What PerformaMatch Actually Does
If legacy casting boards are passive directories, PerformaMatch is designed to behave more like a working assistant. Three capabilities sit at the center of that idea.
The first is automating the application workflow. Submitting for roles is notoriously repetitive: the same headshots, the same reel, the same details, retyped across submission after submission. PerformaMatch is built to streamline that grind, helping performers assemble and tailor their materials and move through applications with far less manual effort, so their energy goes toward preparing rather than paperwork.

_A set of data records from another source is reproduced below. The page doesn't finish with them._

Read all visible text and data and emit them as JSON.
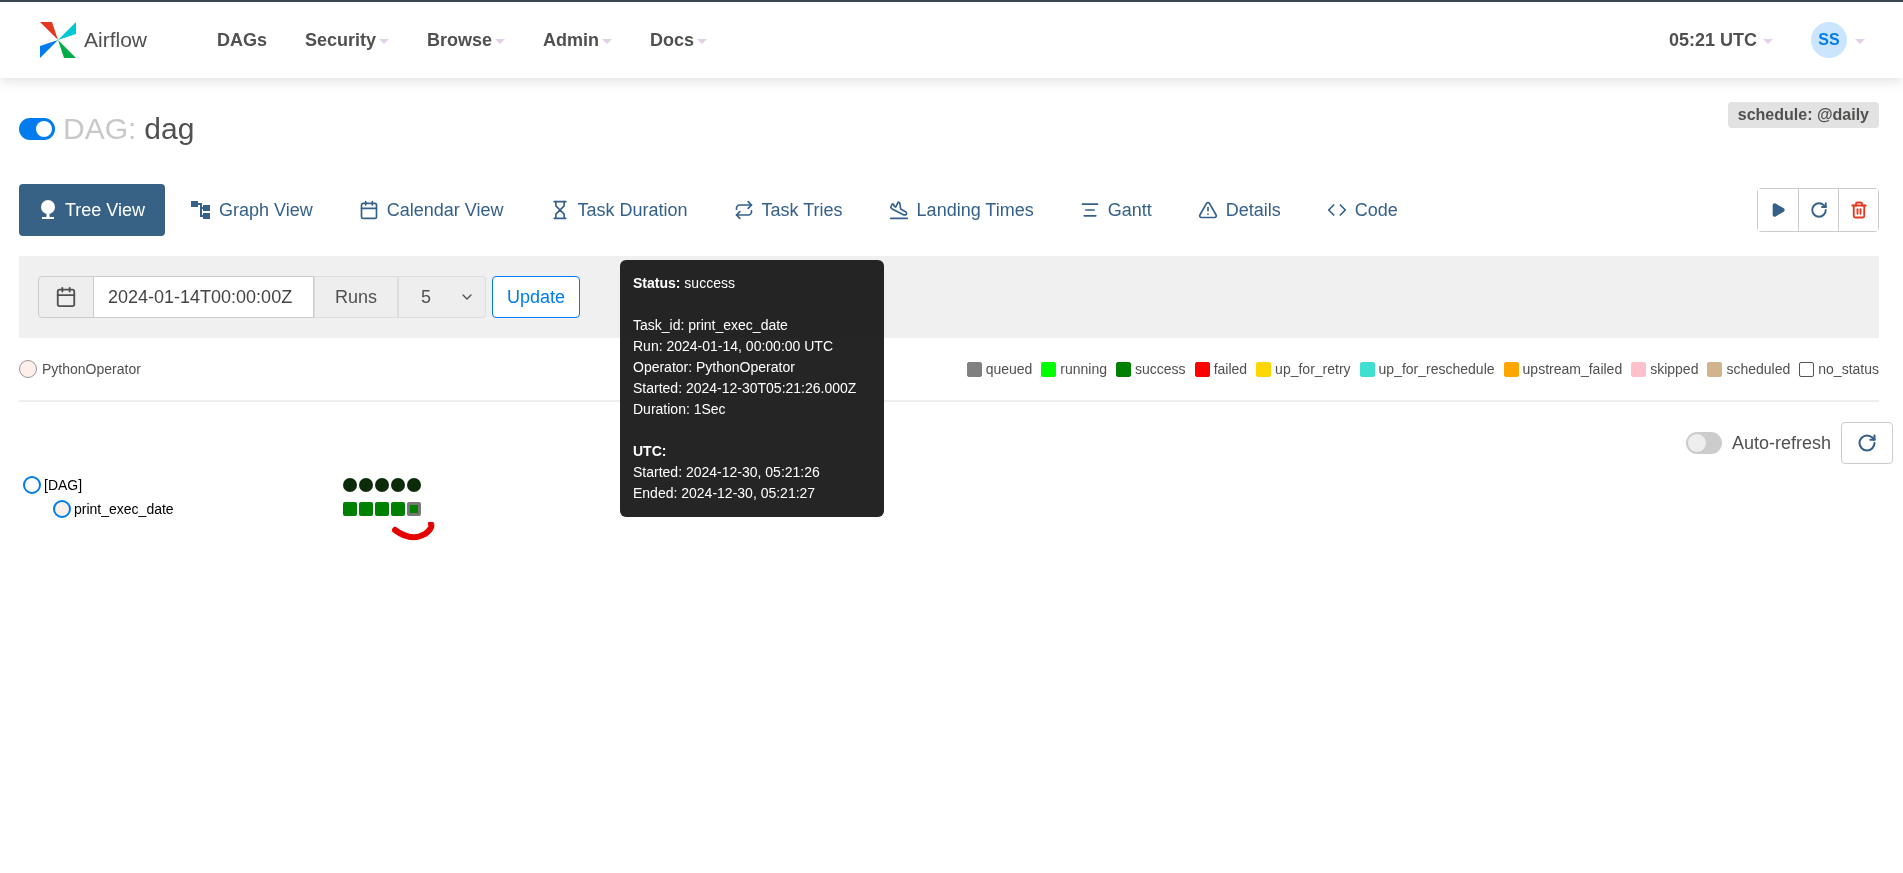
{
  "navbar": {
    "brand": "Airflow",
    "items": [
      {
        "label": "DAGs",
        "dropdown": false
      },
      {
        "label": "Security",
        "dropdown": true
      },
      {
        "label": "Browse",
        "dropdown": true
      },
      {
        "label": "Admin",
        "dropdown": true
      },
      {
        "label": "Docs",
        "dropdown": true
      }
    ],
    "clock": "05:21 UTC",
    "user_initials": "SS"
  },
  "dag": {
    "paused_toggle_on": true,
    "prefix": "DAG:",
    "name": "dag",
    "schedule": "schedule: @daily"
  },
  "view_tabs": [
    {
      "label": "Tree View",
      "selected": true
    },
    {
      "label": "Graph View",
      "selected": false
    },
    {
      "label": "Calendar View",
      "selected": false
    },
    {
      "label": "Task Duration",
      "selected": false
    },
    {
      "label": "Task Tries",
      "selected": false
    },
    {
      "label": "Landing Times",
      "selected": false
    },
    {
      "label": "Gantt",
      "selected": false
    },
    {
      "label": "Details",
      "selected": false
    },
    {
      "label": "Code",
      "selected": false
    }
  ],
  "filter": {
    "base_date": "2024-01-14T00:00:00Z",
    "runs_label": "Runs",
    "runs_value": "5",
    "button": "Update"
  },
  "operators": [
    {
      "name": "PythonOperator",
      "color": "#ffefeb"
    }
  ],
  "legend": [
    {
      "label": "queued",
      "color": "#808080"
    },
    {
      "label": "running",
      "color": "#00ff00"
    },
    {
      "label": "success",
      "color": "#008000"
    },
    {
      "label": "failed",
      "color": "#ff0000"
    },
    {
      "label": "up_for_retry",
      "color": "#ffd700"
    },
    {
      "label": "up_for_reschedule",
      "color": "#40e0d0"
    },
    {
      "label": "upstream_failed",
      "color": "#ffa500"
    },
    {
      "label": "skipped",
      "color": "#ffc0cb"
    },
    {
      "label": "scheduled",
      "color": "#d2b48c"
    },
    {
      "label": "no_status",
      "color": "#ffffff"
    }
  ],
  "auto_refresh": {
    "label": "Auto-refresh",
    "on": false
  },
  "tree": {
    "root": "[DAG]",
    "tasks": [
      {
        "name": "print_exec_date",
        "runs": [
          {
            "color": "#008000",
            "selected": false
          },
          {
            "color": "#008000",
            "selected": false
          },
          {
            "color": "#008000",
            "selected": false
          },
          {
            "color": "#008000",
            "selected": false
          },
          {
            "color": "#008000",
            "selected": true
          }
        ]
      }
    ]
  },
  "tooltip": {
    "status_label": "Status:",
    "status": "success",
    "lines": [
      "Task_id: print_exec_date",
      "Run: 2024-01-14, 00:00:00 UTC",
      "Operator: PythonOperator",
      "Started: 2024-12-30T05:21:26.000Z",
      "Duration: 1Sec"
    ],
    "utc_label": "UTC:",
    "utc_lines": [
      "Started: 2024-12-30, 05:21:26",
      "Ended: 2024-12-30, 05:21:27"
    ]
  }
}
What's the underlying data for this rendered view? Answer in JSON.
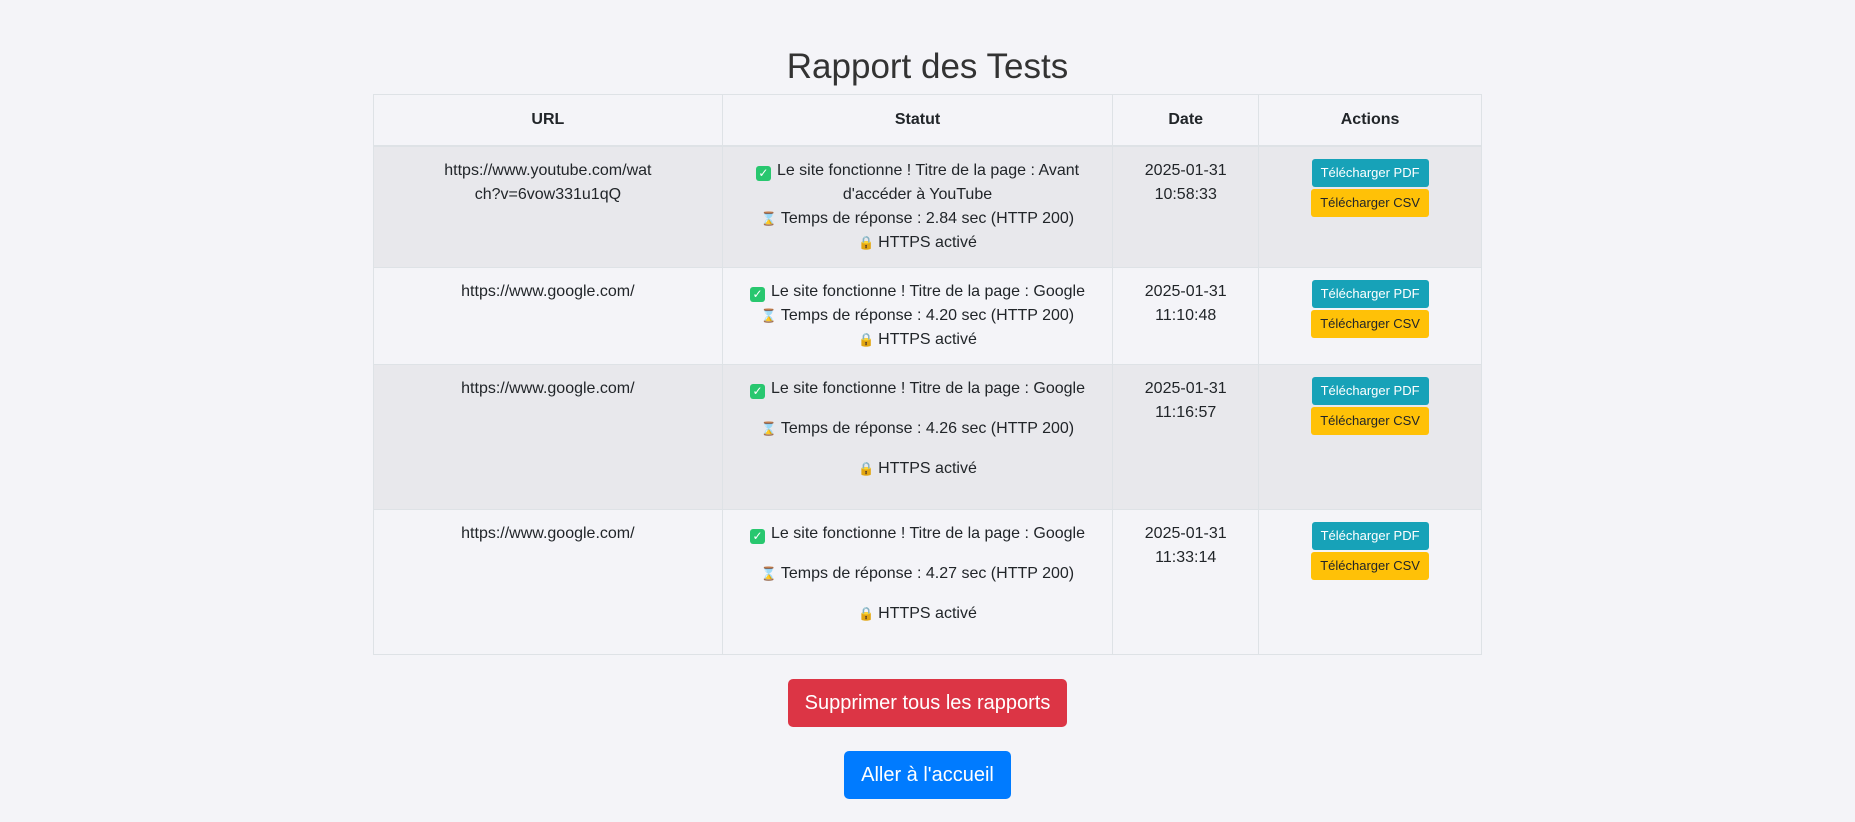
{
  "page": {
    "title": "Rapport des Tests"
  },
  "table": {
    "headers": {
      "url": "URL",
      "status": "Statut",
      "date": "Date",
      "actions": "Actions"
    },
    "rows": [
      {
        "url": "https://www.youtube.com/watch?v=6vow331u1qQ",
        "status_ok": "Le site fonctionne ! Titre de la page : Avant d'accéder à YouTube",
        "response_time": "Temps de réponse : 2.84 sec (HTTP 200)",
        "https": "HTTPS activé",
        "date": "2025-01-31",
        "time": "10:58:33"
      },
      {
        "url": "https://www.google.com/",
        "status_ok": "Le site fonctionne ! Titre de la page : Google",
        "response_time": "Temps de réponse : 4.20 sec (HTTP 200)",
        "https": "HTTPS activé",
        "date": "2025-01-31",
        "time": "11:10:48"
      },
      {
        "url": "https://www.google.com/",
        "status_ok": "Le site fonctionne ! Titre de la page : Google",
        "response_time": "Temps de réponse : 4.26 sec (HTTP 200)",
        "https": "HTTPS activé",
        "date": "2025-01-31",
        "time": "11:16:57"
      },
      {
        "url": "https://www.google.com/",
        "status_ok": "Le site fonctionne ! Titre de la page : Google",
        "response_time": "Temps de réponse : 4.27 sec (HTTP 200)",
        "https": "HTTPS activé",
        "date": "2025-01-31",
        "time": "11:33:14"
      }
    ],
    "buttons": {
      "pdf": "Télécharger PDF",
      "csv": "Télécharger CSV"
    }
  },
  "footer": {
    "delete_all": "Supprimer tous les rapports",
    "home": "Aller à l'accueil"
  },
  "icons": {
    "check": "check-box-icon",
    "time": "hourglass-icon",
    "security": "lock-icon"
  },
  "colors": {
    "pdf": "#17a2b8",
    "csv": "#ffc107",
    "danger": "#dc3545",
    "primary": "#007bff",
    "check": "#28c76f"
  }
}
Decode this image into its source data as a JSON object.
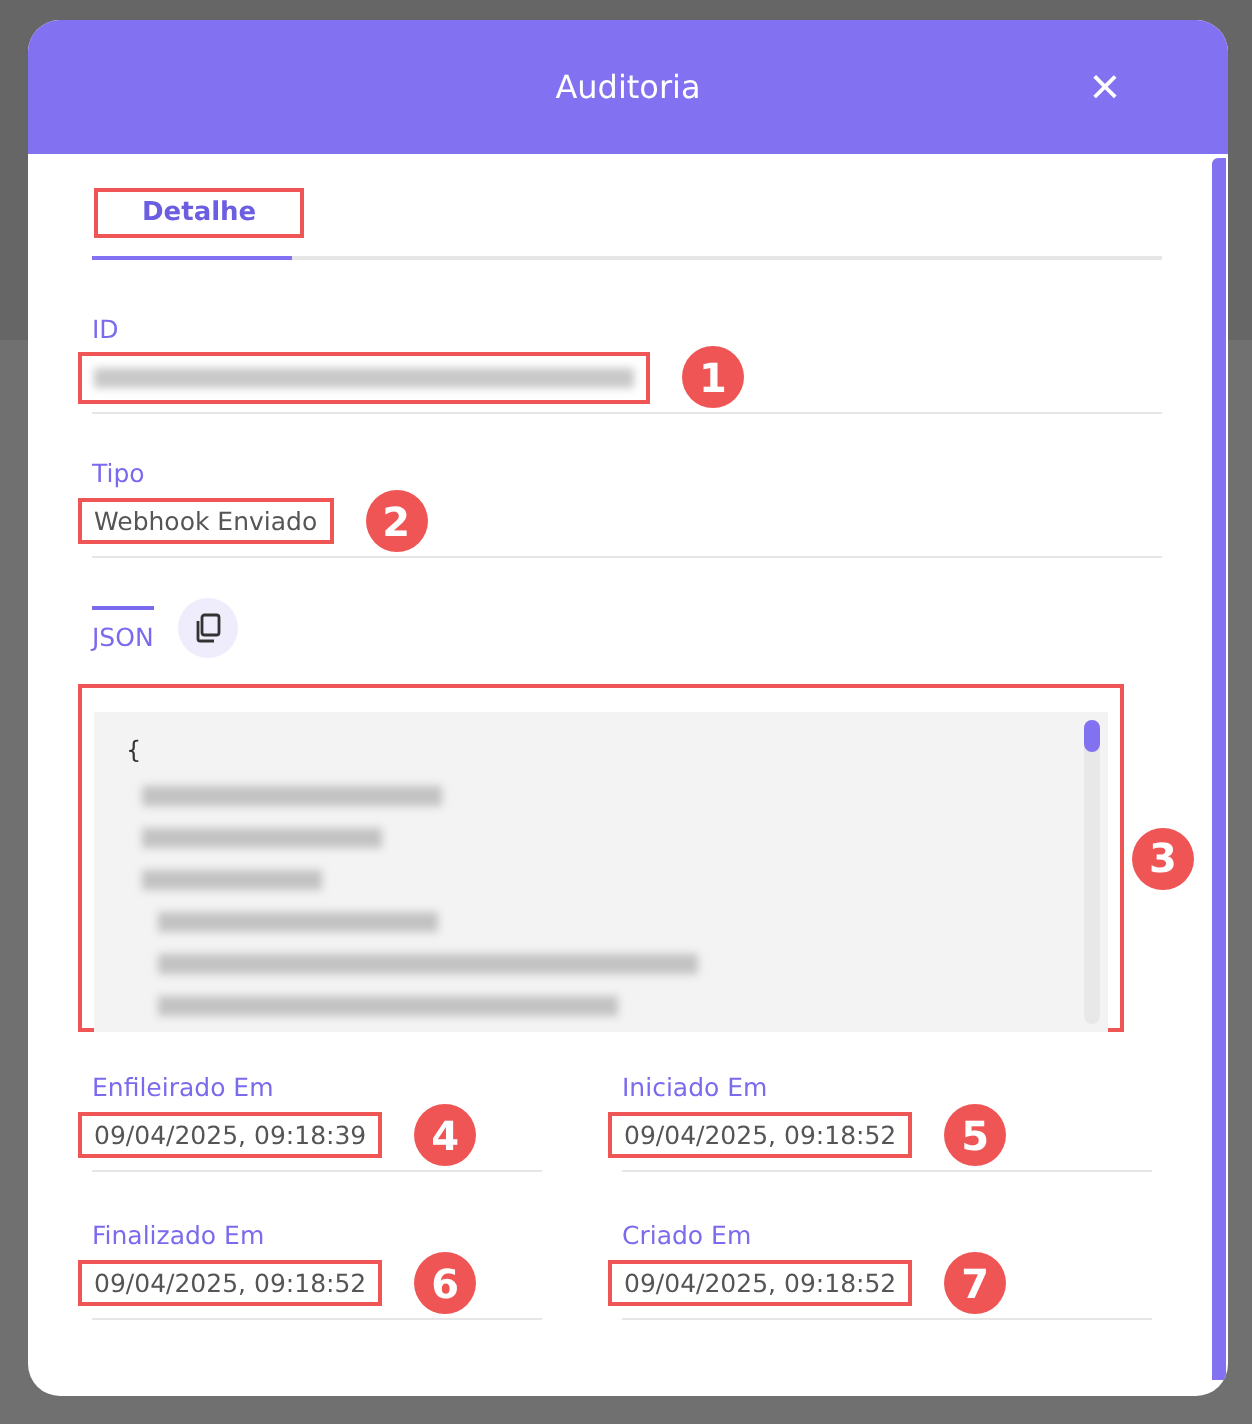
{
  "dialog": {
    "title": "Auditoria",
    "close": "×"
  },
  "tabs": [
    {
      "label": "Detalhe",
      "selected": true,
      "highlighted": true
    }
  ],
  "fields": [
    {
      "label": "ID",
      "redacted": true,
      "callout": "1"
    },
    {
      "label": "Tipo",
      "value": "Webhook Enviado",
      "callout": "2"
    }
  ],
  "json_section": {
    "label": "JSON",
    "callout": "3",
    "first_line": "{"
  },
  "dates": [
    {
      "label": "Enfileirado Em",
      "value": "09/04/2025, 09:18:39",
      "callout": "4"
    },
    {
      "label": "Iniciado Em",
      "value": "09/04/2025, 09:18:52",
      "callout": "5"
    },
    {
      "label": "Finalizado Em",
      "value": "09/04/2025, 09:18:52",
      "callout": "6"
    },
    {
      "label": "Criado Em",
      "value": "09/04/2025, 09:18:52",
      "callout": "7"
    }
  ]
}
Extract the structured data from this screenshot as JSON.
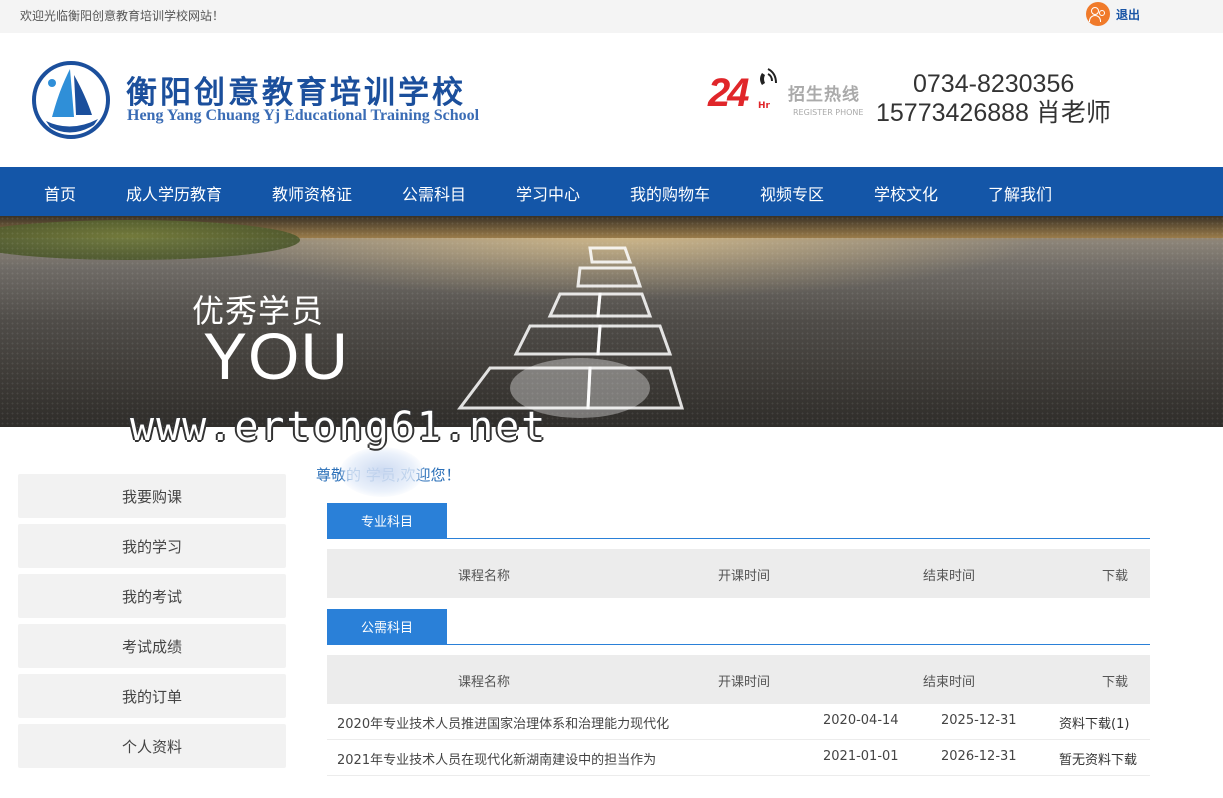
{
  "topbar": {
    "welcome": "欢迎光临衡阳创意教育培训学校网站！",
    "logout": "退出"
  },
  "header": {
    "school_name_cn": "衡阳创意教育培训学校",
    "school_name_en": "Heng Yang Chuang Yj  Educational Training School",
    "hotline_badge_number": "24",
    "hotline_badge_unit": "Hr",
    "hotline_title": "招生热线",
    "hotline_subtitle": "REGISTER PHONE",
    "phone_1": "0734-8230356",
    "phone_2": "15773426888 肖老师"
  },
  "nav": {
    "items": [
      {
        "label": "首页"
      },
      {
        "label": "成人学历教育"
      },
      {
        "label": "教师资格证"
      },
      {
        "label": "公需科目"
      },
      {
        "label": "学习中心"
      },
      {
        "label": "我的购物车"
      },
      {
        "label": "视频专区"
      },
      {
        "label": "学校文化"
      },
      {
        "label": "了解我们"
      }
    ]
  },
  "banner": {
    "tagline_cn": "优秀学员",
    "tagline_en": "YOU",
    "watermark": "www.ertong61.net"
  },
  "sidebar": {
    "items": [
      {
        "label": "我要购课"
      },
      {
        "label": "我的学习"
      },
      {
        "label": "我的考试"
      },
      {
        "label": "考试成绩"
      },
      {
        "label": "我的订单"
      },
      {
        "label": "个人资料"
      }
    ]
  },
  "main": {
    "greeting": "尊敬的          学员,欢迎您！",
    "sections": [
      {
        "title": "专业科目",
        "columns": [
          "课程名称",
          "开课时间",
          "结束时间",
          "下载"
        ],
        "rows": []
      },
      {
        "title": "公需科目",
        "columns": [
          "课程名称",
          "开课时间",
          "结束时间",
          "下载"
        ],
        "rows": [
          {
            "name": "2020年专业技术人员推进国家治理体系和治理能力现代化",
            "start": "2020-04-14",
            "end": "2025-12-31",
            "download": "资料下载(1)"
          },
          {
            "name": "2021年专业技术人员在现代化新湖南建设中的担当作为",
            "start": "2021-01-01",
            "end": "2026-12-31",
            "download": "暂无资料下载"
          }
        ]
      }
    ]
  },
  "colors": {
    "nav_bg": "#1456a8",
    "accent_blue": "#2a80d8",
    "hotline_red": "#e0262a",
    "logout_orange": "#f07a2a"
  }
}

The second is data-driven recommendations. Rather than leaving performers to comb through every open call, the platform is designed to surface upcoming auditions that fit a given artist’s profile, drawing on what it understands about their type, range, and craft. The aim is relevance over volume: a smaller, smarter set of opportunities worth pursuing, each with a clear sense of why it surfaced.
The third is preparation. Finding the right audition is only half the battle; walking in ready is the other half. PerformaMatch is built to offer personalized, role-aware guidance, including audition tips and craft-focused pointers, so that performers can approach each opportunity with more confidence and context. It is the kind of support an attentive coach or representative might offer, made accessible to artists who have never had either.
Taken together, these capabilities reflect the platform’s guiding idea: a personal agent in every performer’s pocket that finds, prepares, and applies alongside the artist, rather than waiting to be searched.
Built for the Performers, the Industry Overlooks
PerformaMatch is aimed squarely at the working performer who has not yet been handed the keys: the early-career artists, often in major cities, who are serious about their craft but underserved by existing tools. For this group, the company argues, the difference between an idle directory and an attentive matching engine is not a convenience. It is the difference between a career that stalls and one that moves.
The platform is in active development, with a community-first approach that mirrors how performers actually find work and support one another: through networks, peers, and word of mouth rather than cold listings. That instinct, too, traces back to Nuoya’s own years in the field, where community was often the only thing standing between an artist and burnout.
What Comes Next
PerformaMatch is entering the market at a moment when intelligent technology is reshaping nearly every creative profession, often to the unease of the people inside them. The company’s wager is that the technology, pointed in the right direction, can do something the entertainment industry has long needed: widen the door rather than narrow it.
For a founder whose years in the arts left a lasting mark, the mission is personal. She is building the tool she once wished existed, and betting that thousands of performers need it too.